This results in the production of antiviral proteins, such as 2ʹ-5ʹ-oligoadenylate synthase (OAS) and IFN-
induced GTP-binding protein Mx1. Adapted from references [33,36].
One of the critical stages of innate antiviral
responses in cells infected with a virus is the swift
elimination of infected cells by the induction of
apoptosis. Virus replication and establishment is
prevented by the early apoptosis and subsequent
phagocytosis of virus-infected cells before the
initiation of cellular lysis. In a study by Takaoka et
al. [37], it was shown that IFNs also played an
important role in antiviral responses through the
regulation of apoptosis in vesicular stomatitis
virus infections in mice. The production of IFN-α/β
by infected cells enhances apoptosis by inducing
tumor suppressor p53. Therefore, p53 is
considered as a critical element of host defense in
viral infection and early cell apoptosis in innate
antiviral response.

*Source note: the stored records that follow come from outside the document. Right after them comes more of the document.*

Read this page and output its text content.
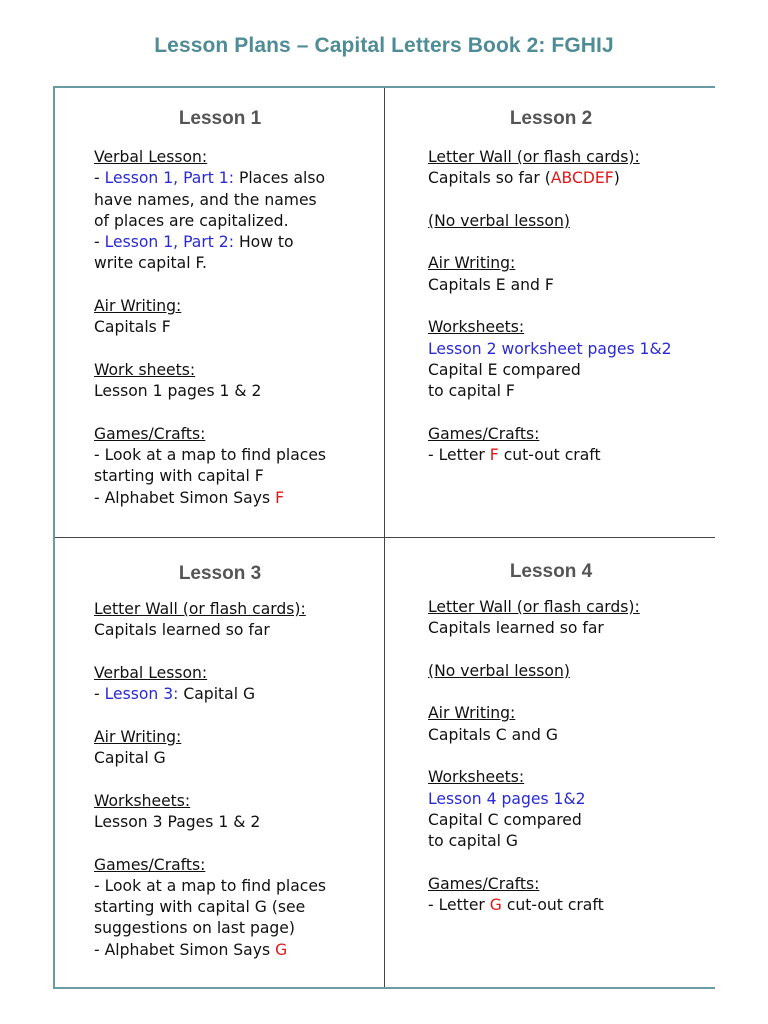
Lesson Plans – Capital Letters Book 2: FGHIJ
Lesson 1
Verbal Lesson:
- Lesson 1, Part 1: Places also
have names, and the names
of places are capitalized.
- Lesson 1, Part 2: How to
write capital F.
Air Writing:
Capitals F
Work sheets:
Lesson 1 pages 1 & 2
Games/Crafts:
- Look at a map to find places
starting with capital F
- Alphabet Simon Says F
Lesson 2
Letter Wall (or flash cards):
Capitals so far (ABCDEF)
(No verbal lesson)
Air Writing:
Capitals E and F
Worksheets:
Lesson 2 worksheet pages 1&2
Capital E compared
to capital F
Games/Crafts:
- Letter F cut-out craft
Lesson 3
Letter Wall (or flash cards):
Capitals learned so far
Verbal Lesson:
- Lesson 3: Capital G
Air Writing:
Capital G
Worksheets:
Lesson 3 Pages 1 & 2
Games/Crafts:
- Look at a map to find places
starting with capital G (see
suggestions on last page)
- Alphabet Simon Says G
Lesson 4
Letter Wall (or flash cards):
Capitals learned so far
(No verbal lesson)
Air Writing:
Capitals C and G
Worksheets:
Lesson 4 pages 1&2
Capital C compared
to capital G
Games/Crafts:
- Letter G cut-out craft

A subsequent study showed
that increased HRV virus replication in cultured
primary bronchial epithelial cells obtained from
asthmatic subjects compared with normal healthy
individuals was related to deficient type I IFN
response and resistance to the early apoptosis of
virus-infected cells. This could explain the more
severe symptoms associated with the lower
respiratory tract among patients with asthma,
which may be due to decreased virus elimination
at the early stage of the infection, further
confirming the critical role of type I IFNs and
apoptosis related to HRV infections [38]. On the
other hand, Bochkov et al. [39], who compared
the genes involved in HRV-infected primary
bronchial epithelial cells from asthmatic donors
with HRV-infected cells from normal individuals
showed no significant differences in the
production of INFs type I and III between the two
groups. Type I IFN was reported to prime infected
and neighboring cells to an antiviral state and
early apoptosis with the subsequent phagocytic
removal of the replicating virus, which confined
the extent of inflammatory responses in the
respiratory tract upon infection [40]. Therefore,
type I IFN is a potential therapeutic for treating
the exacerbations of asthma of virus origin,
limiting virus replication by restoring cell
apoptosis response to the normal level [40].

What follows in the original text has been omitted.